John's is incorporated as J & A Inc., with two partners: John Linn and Adam Kurrocka. They deal primarily in imported Italian suits and shoes priced from $1,000 to $2,000. In reality Linn was selling thousands of dollars worth of clothes to the Raymond Edwards drug gang and to drug king pin Don Lewis through his New York Store. The narcotics traffickers purchased the expensive clothes with small bills and spent as much as $41,000 in a single day.
Linn began as a legitimate retailer, but the store was frequented by a childhood friend who had become one of New York City's biggest drug dealers. Linn eventually assisted the drug dealer in disposing of his illicit cash by selling him as much as $32,000 in clothes in one month, by purchasing luxury automobiles for the drug dealer registered in John's name, and by listing the criminal as an employee of the store. At the height of this partnership, the drug dealer and his associates spent as much as $457,995 at the store, and Linn registered, in his own name, six luxury cars, costing $234,371. All of this from a store that reported a total income of $85,600 during 1987 and 1988.
While Kurrocka, a master tailor from Turkey, escaped prosecution, Linn was recently convicted on thirty-four of sixty-seven counts of money laundering.

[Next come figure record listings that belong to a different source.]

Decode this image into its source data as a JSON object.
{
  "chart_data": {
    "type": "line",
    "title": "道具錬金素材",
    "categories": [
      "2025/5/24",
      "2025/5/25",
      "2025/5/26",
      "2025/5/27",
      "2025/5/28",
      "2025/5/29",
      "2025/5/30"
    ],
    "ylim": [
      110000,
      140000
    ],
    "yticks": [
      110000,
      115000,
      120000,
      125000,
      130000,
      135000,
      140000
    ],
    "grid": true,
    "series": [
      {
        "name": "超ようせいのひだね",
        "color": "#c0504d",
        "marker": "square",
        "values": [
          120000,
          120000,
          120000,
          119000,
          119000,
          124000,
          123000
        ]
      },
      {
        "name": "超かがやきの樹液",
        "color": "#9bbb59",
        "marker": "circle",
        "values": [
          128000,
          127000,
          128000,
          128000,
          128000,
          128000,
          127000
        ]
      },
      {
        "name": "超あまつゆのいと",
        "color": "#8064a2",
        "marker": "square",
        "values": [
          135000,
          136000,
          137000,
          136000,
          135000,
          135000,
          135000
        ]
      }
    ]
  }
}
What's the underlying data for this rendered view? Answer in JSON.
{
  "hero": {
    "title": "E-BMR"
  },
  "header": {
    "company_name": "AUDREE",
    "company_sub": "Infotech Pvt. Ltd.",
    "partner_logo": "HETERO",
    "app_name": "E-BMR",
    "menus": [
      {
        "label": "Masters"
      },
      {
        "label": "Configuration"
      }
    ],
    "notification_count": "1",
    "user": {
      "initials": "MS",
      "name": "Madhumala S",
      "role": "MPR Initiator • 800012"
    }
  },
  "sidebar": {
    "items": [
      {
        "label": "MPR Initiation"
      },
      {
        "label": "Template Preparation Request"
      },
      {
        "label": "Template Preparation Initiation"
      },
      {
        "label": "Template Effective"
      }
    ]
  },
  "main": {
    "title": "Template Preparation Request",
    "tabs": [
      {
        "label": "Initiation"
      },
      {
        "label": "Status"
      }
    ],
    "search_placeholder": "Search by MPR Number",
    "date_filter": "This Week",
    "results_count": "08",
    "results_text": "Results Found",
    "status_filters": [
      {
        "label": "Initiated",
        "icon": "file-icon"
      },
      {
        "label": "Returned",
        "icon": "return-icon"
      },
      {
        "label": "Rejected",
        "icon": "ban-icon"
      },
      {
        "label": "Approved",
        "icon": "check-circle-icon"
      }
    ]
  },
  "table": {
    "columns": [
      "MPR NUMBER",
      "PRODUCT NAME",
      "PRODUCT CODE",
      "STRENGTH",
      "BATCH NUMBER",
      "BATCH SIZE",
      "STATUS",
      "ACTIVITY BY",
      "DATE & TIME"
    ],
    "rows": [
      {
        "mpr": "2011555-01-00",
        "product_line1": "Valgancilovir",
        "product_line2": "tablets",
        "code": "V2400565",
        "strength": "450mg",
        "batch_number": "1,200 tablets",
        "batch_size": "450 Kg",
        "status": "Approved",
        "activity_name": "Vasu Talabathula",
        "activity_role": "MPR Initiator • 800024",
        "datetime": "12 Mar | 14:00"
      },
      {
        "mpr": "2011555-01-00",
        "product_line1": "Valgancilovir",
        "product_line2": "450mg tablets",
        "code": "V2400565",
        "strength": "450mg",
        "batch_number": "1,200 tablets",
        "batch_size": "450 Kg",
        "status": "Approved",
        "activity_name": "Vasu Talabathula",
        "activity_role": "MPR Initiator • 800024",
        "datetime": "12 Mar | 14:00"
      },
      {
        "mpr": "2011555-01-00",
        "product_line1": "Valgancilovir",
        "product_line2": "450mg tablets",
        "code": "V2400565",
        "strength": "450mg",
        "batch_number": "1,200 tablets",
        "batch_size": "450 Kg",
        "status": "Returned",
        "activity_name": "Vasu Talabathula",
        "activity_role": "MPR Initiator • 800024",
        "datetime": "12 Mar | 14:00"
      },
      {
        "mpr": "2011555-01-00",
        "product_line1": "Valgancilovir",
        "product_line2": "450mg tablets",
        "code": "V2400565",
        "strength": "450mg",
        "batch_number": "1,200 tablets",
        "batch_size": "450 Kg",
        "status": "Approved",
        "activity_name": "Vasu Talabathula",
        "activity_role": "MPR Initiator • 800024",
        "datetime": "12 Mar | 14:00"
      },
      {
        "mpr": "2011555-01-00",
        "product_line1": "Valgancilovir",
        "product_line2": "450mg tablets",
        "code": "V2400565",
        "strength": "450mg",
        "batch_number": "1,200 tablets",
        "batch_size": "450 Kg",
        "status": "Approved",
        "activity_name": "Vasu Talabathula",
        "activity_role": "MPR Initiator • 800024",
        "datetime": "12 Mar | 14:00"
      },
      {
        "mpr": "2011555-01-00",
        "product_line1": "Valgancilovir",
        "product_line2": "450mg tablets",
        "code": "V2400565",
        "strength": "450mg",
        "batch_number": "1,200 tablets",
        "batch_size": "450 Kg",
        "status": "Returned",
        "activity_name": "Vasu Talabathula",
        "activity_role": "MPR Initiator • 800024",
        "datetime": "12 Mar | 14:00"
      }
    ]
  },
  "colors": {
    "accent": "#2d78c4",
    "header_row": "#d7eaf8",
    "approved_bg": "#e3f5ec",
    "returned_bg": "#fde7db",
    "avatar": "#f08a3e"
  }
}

Convenience stores, liquor stores, restaurants and similar businesses are attractive to money launderers and provide an excellent legitimate cover. Since these are commonly cash heavy concerns, licit and illicit funds are easily co-mingled. Some drawbacks are that it requires the maintenance of a legitimate business, leaves an audit trail, filings have to be made with the state, county, and city and normal business records must be kept. And, there are limits to the amount of money that can be channeled through without attracting too much attention.
So how do these criminals operate? Someone with criminal intent has the option of either establishing a new business or purchasing an existing one. Money launderers will often seek out businesses under financial stress due to changing economic conditions. The purchase of an existing business is an advantage because the business pattern is already established and, as long as the business's cash flow does not dramatically shift, changes would not appear unusual. In any event the person attempting to use the business as a front for money laundering would tailor his activity to ensure that the business fits the norm and avoids
attract
ing attention.
We cannot specifically state that a particular group or groups could be singled out for money laundering activities, and it could be that any ethnic group in an illegal activity could be involved. For example, Russian criminal groups are involved in gasoline tax and merchandise fraud as well as narcotics; Italian organized crime is involved in a myriad of criminal enterprises; Asian organized crime groups are involved in gambling and narcotics; and the criminal elements of the Dominican community are involved in narcotics. The Chinese as an ethnic group are not heavily involved in the drug trade, however, one Chinese group holds over 3,200 companies that have earned more than $1.3 billion yearly for the past seven years.
Money Orders
One way to launder money is to transfer currency into money orders. Money orders can be purchased from many different locations, not just banks — retail stores, pharmacies and post offices are just a few. Money orders can be made payable to anyone at any location worldwide. One can even list fictitious persons and addresses on these money
orders, and have them cashed with little or no problem.
Narcotics dealers use the money orders mainly to reduce the volume of small denomination currency they receive in selling their wares. When a narcotics dealer sells his drugs on the street, most purchases are twenty dollars or less, which results in large piles of small bills. Drug dealers must relieve themselves of this currency and will do so by purchasing money orders.